La mer est courte et dure et aura raison de quelques estomacs avant que le vent ne faiblisse à l’approche de Pantelleria au petit matin ce Mardi. OTRA VEZ abandonnera pendant cette descente au près bâbord amure un peu musclée.

race-08Quatrième Tableau : ce que les iles font subir à un vent bien stable … On commence par la déviation au vent de Pantelleria. Nous tirons un super bord tribord amure vers la pointe Sud de l’Ile alors que nos compétiteurs restent bâbord amure, à la recherche de la courbure créée par la côte Tunisienne. Ça paye pour nous : nous recollons à ARTIE. Alors que la nuit approche et que nous sommes tous les trois groupés en tribord amure, un nuage allongé est repéré. Nous allons le chercher et attendons de la gauche. Mais elle ne vient pas … Las, nous renvoyons en bâbord pour chercher cette fameuse courbure due à la Tunisie. Mais çà ne marche pas non plus. Alors on se recentre en tribord. Ce fameux nuage est toujours là … Et nous comprenons enfin qu’il s’agit du nuage de convergence créé par Lampedusa ! Nous sommes à 20 milles et bénéficions d’une belle gauche avec de la pression dès le nuage traversé. À Lampedusa nous sommes 1,7 milles derrière ARTIE. Le nuage était déjà plus ou moins visible à 30 milles de l’ile !

Cinquième Tableau : traversée de la dorsale entre Lampedusa et Comino. ARTIE va chercher la pression en bordure de l’anticyclone. Nous préférons couper au plus court en « aile de mouette », comme au large, tout en évitant de sortir du cadre. Ça paye. À l’arrivée dans le canal de Comino nous sommes près de 4 milles devant ARTIE mais seulement 5 devant FASTWAVE qui a suivi la même stratégie que nous.

race-18Nous passons la ligne d’arrivée Mercredi à 20h, 35mn devant ARTIE et 45mn devant FASTWAVE. Ce n’est pas assez pour rattraper notre rating mais nous sommes cependant bien sur le podium de notre classe. Objectif atteint … Bien que nous nous soyons pris à rêver de mieux ! En compensé overall, ARTIE est 9ème et FASTWAVE 11ème à 17mn. Nous sommes 14èmes à 49mn d’ARTIE, et seulement 3mn de TEASING MACHINE.
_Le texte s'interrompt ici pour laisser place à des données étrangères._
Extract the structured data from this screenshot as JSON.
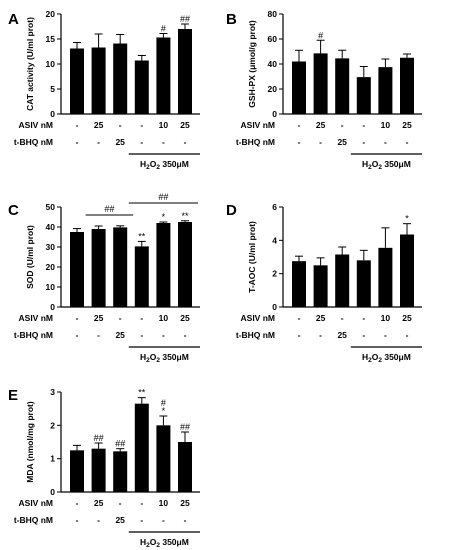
{
  "chart_data": [
    {
      "panel": "A",
      "type": "bar",
      "ylabel": "CAT activity (U/ml prot)",
      "ylim": [
        0,
        20
      ],
      "yticks": [
        "0",
        "5",
        "10",
        "15",
        "20"
      ],
      "values": [
        13.1,
        13.3,
        14.1,
        10.7,
        15.3,
        17.0
      ],
      "errors": [
        1.2,
        2.7,
        1.8,
        1.0,
        0.8,
        1.0
      ],
      "marks": [
        "",
        "",
        "",
        "",
        "#",
        "##"
      ],
      "grid": false,
      "rows": [
        {
          "label": "ASIV nM",
          "cells": [
            "-",
            "25",
            "-",
            "-",
            "10",
            "25"
          ]
        },
        {
          "label": "t-BHQ nM",
          "cells": [
            "-",
            "-",
            "25",
            "-",
            "-",
            "-"
          ]
        }
      ],
      "h2o2": {
        "prefix": "H",
        "sub1": "2",
        "mid": "O",
        "sub2": "2",
        "suffix": "  350μM"
      }
    },
    {
      "panel": "B",
      "type": "bar",
      "ylabel": "GSH-PX (μmol/g prot)",
      "ylim": [
        0,
        80
      ],
      "yticks": [
        "0",
        "20",
        "40",
        "60",
        "80"
      ],
      "values": [
        42,
        48.5,
        44.5,
        29.5,
        37.5,
        45
      ],
      "errors": [
        9,
        10.5,
        6.5,
        8.5,
        6.5,
        3
      ],
      "marks": [
        "",
        "#",
        "",
        "",
        "",
        ""
      ],
      "grid": false,
      "rows": [
        {
          "label": "ASIV nM",
          "cells": [
            "-",
            "25",
            "-",
            "-",
            "10",
            "25"
          ]
        },
        {
          "label": "t-BHQ nM",
          "cells": [
            "-",
            "-",
            "25",
            "-",
            "-",
            "-"
          ]
        }
      ],
      "h2o2": {
        "prefix": "H",
        "sub1": "2",
        "mid": "O",
        "sub2": "2",
        "suffix": "  350μM"
      }
    },
    {
      "panel": "C",
      "type": "bar",
      "ylabel": "SOD (U/ml prot)",
      "ylim": [
        0,
        50
      ],
      "yticks": [
        "0",
        "10",
        "20",
        "30",
        "40",
        "50"
      ],
      "values": [
        37.5,
        39,
        39.8,
        30.3,
        42,
        42.5
      ],
      "errors": [
        1.7,
        1.5,
        0.8,
        2.5,
        0.5,
        0.6
      ],
      "marks": [
        "",
        "",
        "",
        "**",
        "*",
        "**"
      ],
      "brackets": [
        {
          "from": 1,
          "to": 2,
          "y": 46,
          "label": "##"
        },
        {
          "from": 3,
          "to": 5,
          "y": 52,
          "label": "##"
        }
      ],
      "grid": false,
      "rows": [
        {
          "label": "ASIV nM",
          "cells": [
            "-",
            "25",
            "-",
            "-",
            "10",
            "25"
          ]
        },
        {
          "label": "t-BHQ nM",
          "cells": [
            "-",
            "-",
            "25",
            "-",
            "-",
            "-"
          ]
        }
      ],
      "h2o2": {
        "prefix": "H",
        "sub1": "2",
        "mid": "O",
        "sub2": "2",
        "suffix": "  350μM"
      }
    },
    {
      "panel": "D",
      "type": "bar",
      "ylabel": "T-AOC (U/ml prot)",
      "ylim": [
        0,
        6
      ],
      "yticks": [
        "0",
        "2",
        "4",
        "6"
      ],
      "values": [
        2.75,
        2.5,
        3.15,
        2.8,
        3.55,
        4.35
      ],
      "errors": [
        0.3,
        0.45,
        0.45,
        0.6,
        1.2,
        0.65
      ],
      "marks": [
        "",
        "",
        "",
        "",
        "",
        "*"
      ],
      "grid": false,
      "rows": [
        {
          "label": "ASIV nM",
          "cells": [
            "-",
            "25",
            "-",
            "-",
            "10",
            "25"
          ]
        },
        {
          "label": "t-BHQ nM",
          "cells": [
            "-",
            "-",
            "25",
            "-",
            "-",
            "-"
          ]
        }
      ],
      "h2o2": {
        "prefix": "H",
        "sub1": "2",
        "mid": "O",
        "sub2": "2",
        "suffix": "  350μM"
      }
    },
    {
      "panel": "E",
      "type": "bar",
      "ylabel": "MDA (nmol/mg prot)",
      "ylim": [
        0,
        3
      ],
      "yticks": [
        "0",
        "1",
        "2",
        "3"
      ],
      "values": [
        1.25,
        1.3,
        1.22,
        2.65,
        2.0,
        1.5
      ],
      "errors": [
        0.15,
        0.17,
        0.08,
        0.18,
        0.28,
        0.3
      ],
      "marks": [
        "",
        "##",
        "##",
        "**",
        "*",
        "##"
      ],
      "marks2": [
        "",
        "",
        "",
        "",
        "#",
        ""
      ],
      "grid": false,
      "rows": [
        {
          "label": "ASIV nM",
          "cells": [
            "-",
            "25",
            "-",
            "-",
            "10",
            "25"
          ]
        },
        {
          "label": "t-BHQ nM",
          "cells": [
            "-",
            "-",
            "25",
            "-",
            "-",
            "-"
          ]
        }
      ],
      "h2o2": {
        "prefix": "H",
        "sub1": "2",
        "mid": "O",
        "sub2": "2",
        "suffix": "  350μM"
      }
    }
  ]
}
107 bateaux représentant 25 nations ont pris le départ de cette 37ème édition de la Middle Sea Race. Les deux Cookson 50 MALCALZONE LATINO et CIPPA LIPPA 8 sont premier et second. L’Infiniti 46 MAVERICK est 3ème. Trois bateaux à appendices « non classiques » … Et je tiens pour finir à saluer la performance de Noël Racine et de son « petit » Jpk 10.10 FOGGY DEW, qui termine 4ème. Tous les autres bateaux devant nous font plus de 60’ – à l’exception du TP52 AUDAX qui finit 8ème, juste devant ARTIE.

La Middle Sea Race est décidément une très belle course, que je n’hésite pas à comparer au Fastnet. Les paysages grandioses, l’eau bleue, la température et les shorts ne font pas tout ! Ce qui explique son succès malgré l’absence de marées.